The economic slowdown and surging inflation, which S&P Global Ratings forecasts to average 74% in 2022 and 40% in 2023, will put more pressure on banks to tackle unresolved bad debt issues, especially in their corporate loan books, market observers said. The lira crunch has left many businesses unable to service their foreign currency debt, which still sits on bank balance sheets, John Komninakidis, vice president for the Middle East, Turkey and Greece at M&A software provider Datasite, said in an interview.

There have been only three NPL sales so far in 2022 — all to local asset management companies — against 11 in 2019, Market Intelligence data shows. These include Yapi ve Kredi Bankasi AŞ’s 113 million lira NPL portfolio sale to Efes Varlık Yönetim AŞ, Emir Varlik Yönetim AS, Hedef Varlik Yönetim AS and Denge Varlik Yonetim AS, and two NPL portfolio sales by Banco Bilbao Vizcaya Argentaria SA subsidiary Turkiye Garanti Bankasi AS, each with transaction value of a little over 50 million lira.

Resolving the brewing bad debt crisis in the country would require the restructuring and sale of large commercial and corporate loan portfolios, which has not happened so far, according to market observers. Corporate debt accounted for roughly 80% of Turkish bank loan portfolios in the last five and a half years, Market Intelligence data shows.

The proportion of corporate debt in Turkish NPLs is similar, with consumer NPLs accounting for just 16.7% of total NPLs in the country as of July 2022, data from the Banks Association of Turkey shows.

The Turkish Asset Management Companies Association has estimated the nominal value of NPLs that were sold between 2020 and June 30, 2022, at a little over 10 billion lira, compared to initial expectations for 73 billion lira in the 2020-2023 period made by Strategy&. The main reason for the shortfall is fewer corporate NPL sales, Strategy&’s Cığızoğlu said.

Banks tend to be less willing to sell corporate NPLs or accept price discounts for those portfolios as they believe the likelihood of collecting repayments from businesses is better, Muhsin Keskin, head of the banking, finance and capital markets practices at Istanbul-based Esin Attorney Partnership, said in an interview.

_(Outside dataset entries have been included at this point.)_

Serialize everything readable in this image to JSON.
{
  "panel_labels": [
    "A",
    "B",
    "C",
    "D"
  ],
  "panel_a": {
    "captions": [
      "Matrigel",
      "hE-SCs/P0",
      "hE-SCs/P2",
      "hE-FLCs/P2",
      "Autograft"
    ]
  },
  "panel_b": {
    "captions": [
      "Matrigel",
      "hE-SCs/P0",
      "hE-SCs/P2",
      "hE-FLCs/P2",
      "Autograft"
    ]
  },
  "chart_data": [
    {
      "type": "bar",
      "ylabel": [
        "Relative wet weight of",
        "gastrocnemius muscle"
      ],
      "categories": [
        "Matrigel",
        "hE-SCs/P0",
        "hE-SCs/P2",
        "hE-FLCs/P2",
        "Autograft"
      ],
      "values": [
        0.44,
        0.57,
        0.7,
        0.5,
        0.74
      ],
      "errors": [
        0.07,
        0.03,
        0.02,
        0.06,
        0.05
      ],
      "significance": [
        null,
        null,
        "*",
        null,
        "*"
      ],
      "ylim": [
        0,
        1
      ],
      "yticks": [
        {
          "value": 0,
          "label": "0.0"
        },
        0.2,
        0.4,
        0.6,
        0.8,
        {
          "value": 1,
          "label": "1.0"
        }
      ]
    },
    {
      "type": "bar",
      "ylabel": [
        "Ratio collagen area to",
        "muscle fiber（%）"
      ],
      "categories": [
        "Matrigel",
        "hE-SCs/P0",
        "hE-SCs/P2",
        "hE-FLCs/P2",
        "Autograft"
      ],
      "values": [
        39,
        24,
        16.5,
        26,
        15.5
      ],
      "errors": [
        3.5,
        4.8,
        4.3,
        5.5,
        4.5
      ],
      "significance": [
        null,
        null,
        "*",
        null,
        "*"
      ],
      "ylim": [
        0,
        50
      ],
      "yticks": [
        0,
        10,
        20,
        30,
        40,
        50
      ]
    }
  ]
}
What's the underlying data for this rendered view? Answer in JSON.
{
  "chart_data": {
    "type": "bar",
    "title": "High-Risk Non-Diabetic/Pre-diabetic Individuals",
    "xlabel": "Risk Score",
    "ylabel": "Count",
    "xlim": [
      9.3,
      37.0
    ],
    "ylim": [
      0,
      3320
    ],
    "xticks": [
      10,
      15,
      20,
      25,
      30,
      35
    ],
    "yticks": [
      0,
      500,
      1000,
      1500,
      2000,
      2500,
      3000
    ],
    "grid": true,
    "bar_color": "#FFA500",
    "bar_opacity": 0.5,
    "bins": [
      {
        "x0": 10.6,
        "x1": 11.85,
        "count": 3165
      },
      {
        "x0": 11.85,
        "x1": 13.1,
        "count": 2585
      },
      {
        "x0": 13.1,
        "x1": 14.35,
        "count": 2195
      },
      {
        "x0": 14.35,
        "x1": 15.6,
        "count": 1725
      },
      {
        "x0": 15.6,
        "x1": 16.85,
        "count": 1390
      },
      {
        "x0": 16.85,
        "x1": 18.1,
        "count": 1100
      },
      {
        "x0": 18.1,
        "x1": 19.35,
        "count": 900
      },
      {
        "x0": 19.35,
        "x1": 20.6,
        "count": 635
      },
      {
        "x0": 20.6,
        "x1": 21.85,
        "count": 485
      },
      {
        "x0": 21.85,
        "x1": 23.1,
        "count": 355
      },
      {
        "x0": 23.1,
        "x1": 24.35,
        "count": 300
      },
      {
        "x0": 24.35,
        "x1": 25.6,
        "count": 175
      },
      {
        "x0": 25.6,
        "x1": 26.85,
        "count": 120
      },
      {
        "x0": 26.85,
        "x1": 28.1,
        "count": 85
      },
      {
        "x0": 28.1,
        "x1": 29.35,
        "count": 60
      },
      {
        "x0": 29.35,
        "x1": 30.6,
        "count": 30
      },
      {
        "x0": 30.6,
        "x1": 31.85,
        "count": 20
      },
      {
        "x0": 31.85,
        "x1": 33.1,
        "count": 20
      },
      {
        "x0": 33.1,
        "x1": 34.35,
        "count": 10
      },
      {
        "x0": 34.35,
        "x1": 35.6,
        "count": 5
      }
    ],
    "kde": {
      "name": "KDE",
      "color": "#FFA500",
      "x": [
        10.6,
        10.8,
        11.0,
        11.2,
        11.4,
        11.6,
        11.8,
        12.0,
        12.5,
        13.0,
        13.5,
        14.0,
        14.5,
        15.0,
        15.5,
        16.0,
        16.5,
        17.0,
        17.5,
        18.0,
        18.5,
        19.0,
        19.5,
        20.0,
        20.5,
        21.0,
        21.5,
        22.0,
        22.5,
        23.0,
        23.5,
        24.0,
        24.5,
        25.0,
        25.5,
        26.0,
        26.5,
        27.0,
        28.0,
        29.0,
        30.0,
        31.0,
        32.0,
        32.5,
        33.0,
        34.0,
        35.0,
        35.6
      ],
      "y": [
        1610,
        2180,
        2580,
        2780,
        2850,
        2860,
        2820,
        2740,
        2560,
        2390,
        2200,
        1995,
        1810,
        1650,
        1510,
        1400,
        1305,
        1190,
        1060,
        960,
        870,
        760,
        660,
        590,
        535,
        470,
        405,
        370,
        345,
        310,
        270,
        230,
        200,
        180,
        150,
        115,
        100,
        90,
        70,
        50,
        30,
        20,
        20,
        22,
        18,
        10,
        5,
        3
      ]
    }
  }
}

Retail NPLs are easier to off-load as banks do not have high hopes to collect in the future, Keskin noted.

Furthermore, commercial and corporate NPL portfolios are harder to handle by domestic asset managers, many of which lack the scale or sophistication to service larger or more complex distressed debt transactions, Cığızoğlu said. While local asset managers are merging or boosting external funding to gain scale and get ready to service larger deals, foreign investment remains crucial for developing the Turkish NPL market, he noted.